Two years ago, we saw a heavy mix of buyer financing and bank financing with a smaller portion in seller financing. In the past 24 months, we have seen a substantial decline in buyer capability to finance, tighter lending policies from banks and, therefore, an increase in the portion of an accounting practice sale that is financed by the seller. But what if you cannot fund any of the acquisition, you cannot secure a loan and the seller is not willing to finance more than 50 or 60 percent?
I worked with a buyer this past Fall in exactly this situation. He was young, very capable and a great fit with the seller and the selling practice, but he wasn’t financially capable and was not able to secure a loan. So, he worked with friends, family and associates to set up a small investment group to support his acquisition effort. Not an easy proposition to achieve, but he was motivated to buy this accounting practice and saw the value of the acquisition.
The good news was he achieved his goal by receiving initial pledges equal to 33% of the purchase price.

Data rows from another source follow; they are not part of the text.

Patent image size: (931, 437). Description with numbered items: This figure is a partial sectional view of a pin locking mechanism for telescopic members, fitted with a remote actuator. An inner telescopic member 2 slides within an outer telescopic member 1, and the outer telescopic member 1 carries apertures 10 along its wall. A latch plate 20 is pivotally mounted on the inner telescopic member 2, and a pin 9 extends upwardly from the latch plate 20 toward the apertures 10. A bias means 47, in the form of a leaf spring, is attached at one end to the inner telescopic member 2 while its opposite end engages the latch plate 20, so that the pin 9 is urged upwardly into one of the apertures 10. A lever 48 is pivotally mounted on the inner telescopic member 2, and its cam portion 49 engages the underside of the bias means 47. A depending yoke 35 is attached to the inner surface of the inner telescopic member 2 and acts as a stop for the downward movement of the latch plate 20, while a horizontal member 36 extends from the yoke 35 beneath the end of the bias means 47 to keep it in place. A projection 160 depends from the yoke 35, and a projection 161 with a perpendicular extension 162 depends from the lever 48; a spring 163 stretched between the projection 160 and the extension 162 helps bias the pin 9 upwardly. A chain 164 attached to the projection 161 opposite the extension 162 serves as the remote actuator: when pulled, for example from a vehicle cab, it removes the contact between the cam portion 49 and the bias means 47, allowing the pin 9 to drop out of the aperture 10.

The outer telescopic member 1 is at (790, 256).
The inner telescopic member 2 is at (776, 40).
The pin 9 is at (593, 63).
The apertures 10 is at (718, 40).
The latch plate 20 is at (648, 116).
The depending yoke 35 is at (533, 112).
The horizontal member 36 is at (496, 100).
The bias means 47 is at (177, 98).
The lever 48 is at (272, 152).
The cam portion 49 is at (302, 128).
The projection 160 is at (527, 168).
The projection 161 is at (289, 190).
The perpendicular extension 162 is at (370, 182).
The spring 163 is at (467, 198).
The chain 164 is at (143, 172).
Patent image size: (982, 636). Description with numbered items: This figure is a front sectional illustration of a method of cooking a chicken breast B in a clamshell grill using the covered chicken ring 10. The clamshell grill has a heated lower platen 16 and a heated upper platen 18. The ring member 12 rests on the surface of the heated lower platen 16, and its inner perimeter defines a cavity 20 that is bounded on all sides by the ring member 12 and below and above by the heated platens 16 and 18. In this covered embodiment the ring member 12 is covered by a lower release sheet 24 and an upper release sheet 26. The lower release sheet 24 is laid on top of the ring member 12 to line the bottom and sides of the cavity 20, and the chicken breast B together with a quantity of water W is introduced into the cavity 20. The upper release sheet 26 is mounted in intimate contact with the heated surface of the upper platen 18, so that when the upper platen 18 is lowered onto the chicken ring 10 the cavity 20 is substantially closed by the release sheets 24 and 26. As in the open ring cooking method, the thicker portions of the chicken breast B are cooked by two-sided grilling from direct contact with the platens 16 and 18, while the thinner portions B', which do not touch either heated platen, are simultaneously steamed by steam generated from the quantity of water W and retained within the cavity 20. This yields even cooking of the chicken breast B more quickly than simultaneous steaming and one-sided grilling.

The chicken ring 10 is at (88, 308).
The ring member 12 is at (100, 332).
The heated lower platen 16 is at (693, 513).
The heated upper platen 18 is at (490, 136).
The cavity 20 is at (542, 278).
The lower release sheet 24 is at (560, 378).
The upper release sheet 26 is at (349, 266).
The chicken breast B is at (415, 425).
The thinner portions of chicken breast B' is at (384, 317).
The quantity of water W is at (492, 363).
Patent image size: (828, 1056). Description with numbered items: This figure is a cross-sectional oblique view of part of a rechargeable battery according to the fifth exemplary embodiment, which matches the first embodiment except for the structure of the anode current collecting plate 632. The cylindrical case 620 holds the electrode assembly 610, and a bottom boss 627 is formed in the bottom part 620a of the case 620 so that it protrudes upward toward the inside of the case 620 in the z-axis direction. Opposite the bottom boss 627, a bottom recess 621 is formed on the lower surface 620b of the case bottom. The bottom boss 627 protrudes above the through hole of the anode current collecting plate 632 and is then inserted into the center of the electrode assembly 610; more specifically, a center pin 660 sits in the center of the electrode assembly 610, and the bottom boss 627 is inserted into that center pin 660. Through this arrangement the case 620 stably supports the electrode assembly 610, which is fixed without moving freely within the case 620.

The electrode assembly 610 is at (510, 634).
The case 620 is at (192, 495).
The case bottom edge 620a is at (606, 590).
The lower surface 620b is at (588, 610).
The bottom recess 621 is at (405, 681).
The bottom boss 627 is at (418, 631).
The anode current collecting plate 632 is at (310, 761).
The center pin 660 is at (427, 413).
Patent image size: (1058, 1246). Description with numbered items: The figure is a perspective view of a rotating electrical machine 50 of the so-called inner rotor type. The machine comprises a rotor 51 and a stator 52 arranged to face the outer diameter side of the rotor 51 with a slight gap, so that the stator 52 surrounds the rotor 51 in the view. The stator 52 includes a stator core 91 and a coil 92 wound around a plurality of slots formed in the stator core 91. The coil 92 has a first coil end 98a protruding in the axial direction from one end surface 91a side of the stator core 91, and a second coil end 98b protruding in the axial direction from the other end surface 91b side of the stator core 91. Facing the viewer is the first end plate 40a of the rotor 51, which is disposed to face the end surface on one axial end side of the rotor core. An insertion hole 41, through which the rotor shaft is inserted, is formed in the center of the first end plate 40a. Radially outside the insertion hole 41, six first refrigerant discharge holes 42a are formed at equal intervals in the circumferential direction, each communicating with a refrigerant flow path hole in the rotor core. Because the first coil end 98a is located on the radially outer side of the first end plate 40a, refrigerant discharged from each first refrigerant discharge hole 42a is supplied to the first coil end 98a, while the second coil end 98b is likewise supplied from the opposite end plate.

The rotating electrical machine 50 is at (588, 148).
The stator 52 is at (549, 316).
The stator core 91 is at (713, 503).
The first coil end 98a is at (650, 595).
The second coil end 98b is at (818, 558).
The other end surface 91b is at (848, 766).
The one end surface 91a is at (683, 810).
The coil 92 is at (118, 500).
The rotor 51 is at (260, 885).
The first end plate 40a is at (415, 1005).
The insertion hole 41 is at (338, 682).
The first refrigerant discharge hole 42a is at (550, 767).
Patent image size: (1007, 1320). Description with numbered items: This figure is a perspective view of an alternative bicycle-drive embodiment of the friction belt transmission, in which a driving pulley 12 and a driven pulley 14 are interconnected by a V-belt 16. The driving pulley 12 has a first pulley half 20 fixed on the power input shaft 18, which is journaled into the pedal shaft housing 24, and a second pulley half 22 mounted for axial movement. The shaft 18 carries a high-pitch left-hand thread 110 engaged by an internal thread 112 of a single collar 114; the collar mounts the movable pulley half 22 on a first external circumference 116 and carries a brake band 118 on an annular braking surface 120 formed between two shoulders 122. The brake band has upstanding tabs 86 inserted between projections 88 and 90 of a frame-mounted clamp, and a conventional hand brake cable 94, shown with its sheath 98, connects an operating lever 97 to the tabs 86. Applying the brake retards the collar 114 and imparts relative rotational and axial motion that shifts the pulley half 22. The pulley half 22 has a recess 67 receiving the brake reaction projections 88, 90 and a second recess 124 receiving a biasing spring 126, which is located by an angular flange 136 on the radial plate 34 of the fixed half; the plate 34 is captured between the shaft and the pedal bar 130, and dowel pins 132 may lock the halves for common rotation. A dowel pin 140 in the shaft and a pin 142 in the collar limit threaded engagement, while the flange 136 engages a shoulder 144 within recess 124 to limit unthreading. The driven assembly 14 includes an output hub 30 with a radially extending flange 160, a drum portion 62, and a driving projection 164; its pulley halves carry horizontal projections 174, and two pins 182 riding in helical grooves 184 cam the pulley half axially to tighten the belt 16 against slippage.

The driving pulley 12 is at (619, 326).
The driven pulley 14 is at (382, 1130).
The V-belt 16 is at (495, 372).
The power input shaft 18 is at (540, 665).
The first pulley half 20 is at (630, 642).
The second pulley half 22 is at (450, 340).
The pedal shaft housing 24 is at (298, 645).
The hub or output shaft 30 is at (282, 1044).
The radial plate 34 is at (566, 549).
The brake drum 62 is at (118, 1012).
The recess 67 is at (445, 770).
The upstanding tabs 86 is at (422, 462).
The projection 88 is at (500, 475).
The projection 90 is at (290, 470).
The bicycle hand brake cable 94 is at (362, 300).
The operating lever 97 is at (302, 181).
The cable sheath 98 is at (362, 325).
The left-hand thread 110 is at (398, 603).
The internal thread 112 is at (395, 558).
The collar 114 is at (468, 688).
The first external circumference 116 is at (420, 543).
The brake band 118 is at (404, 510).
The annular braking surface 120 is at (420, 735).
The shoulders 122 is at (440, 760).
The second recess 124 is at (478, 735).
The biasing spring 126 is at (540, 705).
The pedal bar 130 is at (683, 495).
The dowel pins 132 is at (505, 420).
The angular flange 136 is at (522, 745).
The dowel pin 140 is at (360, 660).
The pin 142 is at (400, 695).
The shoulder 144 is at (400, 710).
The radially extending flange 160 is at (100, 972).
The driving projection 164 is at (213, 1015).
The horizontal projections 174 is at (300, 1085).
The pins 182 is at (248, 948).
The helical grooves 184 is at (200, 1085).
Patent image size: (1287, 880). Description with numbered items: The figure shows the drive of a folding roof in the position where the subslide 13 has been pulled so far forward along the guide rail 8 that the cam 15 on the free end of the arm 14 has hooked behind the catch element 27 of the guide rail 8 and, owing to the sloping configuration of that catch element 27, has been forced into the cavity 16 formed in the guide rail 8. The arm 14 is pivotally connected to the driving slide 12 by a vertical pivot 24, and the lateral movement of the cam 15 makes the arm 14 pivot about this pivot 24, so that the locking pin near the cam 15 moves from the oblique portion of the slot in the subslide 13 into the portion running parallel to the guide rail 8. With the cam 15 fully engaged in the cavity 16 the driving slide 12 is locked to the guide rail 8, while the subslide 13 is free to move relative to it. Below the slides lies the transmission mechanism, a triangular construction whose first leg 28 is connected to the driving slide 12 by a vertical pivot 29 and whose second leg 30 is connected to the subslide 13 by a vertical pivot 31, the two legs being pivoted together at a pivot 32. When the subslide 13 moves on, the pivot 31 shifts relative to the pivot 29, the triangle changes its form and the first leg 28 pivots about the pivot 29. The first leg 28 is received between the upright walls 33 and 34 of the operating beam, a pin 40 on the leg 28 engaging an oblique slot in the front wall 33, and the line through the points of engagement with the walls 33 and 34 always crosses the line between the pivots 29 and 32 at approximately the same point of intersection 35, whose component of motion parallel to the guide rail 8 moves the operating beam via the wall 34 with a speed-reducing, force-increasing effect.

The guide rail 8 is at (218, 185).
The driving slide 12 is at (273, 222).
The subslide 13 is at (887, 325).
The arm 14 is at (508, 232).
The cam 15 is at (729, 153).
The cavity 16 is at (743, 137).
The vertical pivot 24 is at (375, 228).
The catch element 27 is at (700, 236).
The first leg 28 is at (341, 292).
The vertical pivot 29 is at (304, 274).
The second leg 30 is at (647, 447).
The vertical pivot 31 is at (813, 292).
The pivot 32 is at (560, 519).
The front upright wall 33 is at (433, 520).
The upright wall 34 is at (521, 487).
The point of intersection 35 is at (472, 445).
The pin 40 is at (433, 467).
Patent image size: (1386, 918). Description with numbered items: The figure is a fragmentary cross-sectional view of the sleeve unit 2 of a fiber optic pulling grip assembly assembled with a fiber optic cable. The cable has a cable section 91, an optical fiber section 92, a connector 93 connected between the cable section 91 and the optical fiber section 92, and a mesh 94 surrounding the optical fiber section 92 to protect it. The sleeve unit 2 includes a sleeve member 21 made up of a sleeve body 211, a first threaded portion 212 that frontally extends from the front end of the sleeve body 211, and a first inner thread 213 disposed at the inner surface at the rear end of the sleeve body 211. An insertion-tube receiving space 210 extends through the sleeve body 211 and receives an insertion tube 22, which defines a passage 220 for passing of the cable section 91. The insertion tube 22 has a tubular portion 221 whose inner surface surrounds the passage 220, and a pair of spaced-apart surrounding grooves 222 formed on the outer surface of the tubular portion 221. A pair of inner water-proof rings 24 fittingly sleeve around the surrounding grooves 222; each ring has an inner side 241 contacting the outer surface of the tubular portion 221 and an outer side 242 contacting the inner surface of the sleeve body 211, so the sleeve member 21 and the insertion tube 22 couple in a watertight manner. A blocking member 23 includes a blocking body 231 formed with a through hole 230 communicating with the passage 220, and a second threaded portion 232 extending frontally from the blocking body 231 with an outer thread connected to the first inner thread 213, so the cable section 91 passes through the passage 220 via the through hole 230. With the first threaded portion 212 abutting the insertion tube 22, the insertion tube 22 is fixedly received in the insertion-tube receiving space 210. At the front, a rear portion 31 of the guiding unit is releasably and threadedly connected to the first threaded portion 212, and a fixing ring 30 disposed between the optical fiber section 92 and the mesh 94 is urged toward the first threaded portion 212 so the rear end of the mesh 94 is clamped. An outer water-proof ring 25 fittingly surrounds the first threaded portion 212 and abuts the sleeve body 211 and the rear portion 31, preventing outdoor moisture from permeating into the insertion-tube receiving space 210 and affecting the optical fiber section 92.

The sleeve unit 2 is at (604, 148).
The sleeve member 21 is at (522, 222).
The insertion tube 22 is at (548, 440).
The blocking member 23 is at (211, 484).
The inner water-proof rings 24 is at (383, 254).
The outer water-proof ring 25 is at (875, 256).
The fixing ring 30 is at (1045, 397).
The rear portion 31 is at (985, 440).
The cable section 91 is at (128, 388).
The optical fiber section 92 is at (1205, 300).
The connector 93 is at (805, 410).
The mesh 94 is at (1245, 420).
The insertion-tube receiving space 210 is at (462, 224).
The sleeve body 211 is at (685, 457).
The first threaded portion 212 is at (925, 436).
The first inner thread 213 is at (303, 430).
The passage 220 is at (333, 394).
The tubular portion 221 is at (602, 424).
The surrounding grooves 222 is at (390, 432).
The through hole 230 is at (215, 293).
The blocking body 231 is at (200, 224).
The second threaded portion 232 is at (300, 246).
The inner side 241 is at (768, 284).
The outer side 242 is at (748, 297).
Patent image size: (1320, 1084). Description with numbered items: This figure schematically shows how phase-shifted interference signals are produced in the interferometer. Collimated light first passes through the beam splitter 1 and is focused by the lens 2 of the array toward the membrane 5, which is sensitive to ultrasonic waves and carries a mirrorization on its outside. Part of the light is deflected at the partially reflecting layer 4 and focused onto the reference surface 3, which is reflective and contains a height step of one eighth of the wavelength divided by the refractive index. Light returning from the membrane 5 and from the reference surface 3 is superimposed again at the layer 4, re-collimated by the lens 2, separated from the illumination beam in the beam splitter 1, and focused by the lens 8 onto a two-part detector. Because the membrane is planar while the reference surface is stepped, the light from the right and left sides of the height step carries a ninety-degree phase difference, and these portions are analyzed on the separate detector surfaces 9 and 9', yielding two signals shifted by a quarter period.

The bad news was his primary two investors became skittish when he discussed the details of his offer with them. The problem here was they were both from a different professional service industry; both had bought and sold practices in that industry which like most industries has its own unique valuation criteria, and neither understood that they were comparing apples and oranges. A further point of contention was that the standard in their industry is 10 year seller financing, not the three to five years we typically see in the accounting industry.
So, the buyer’s offer, which was not the seller’s ideal but met his needs (a bit above one times gross, seller carrying over 60% of financing on a seven year term), was seen as too risky by these two investors.
My point. If two parties want to get a deal done, there are always creative ways to finance the deal. However, the more people that are added to the decision process the more difficult it will become.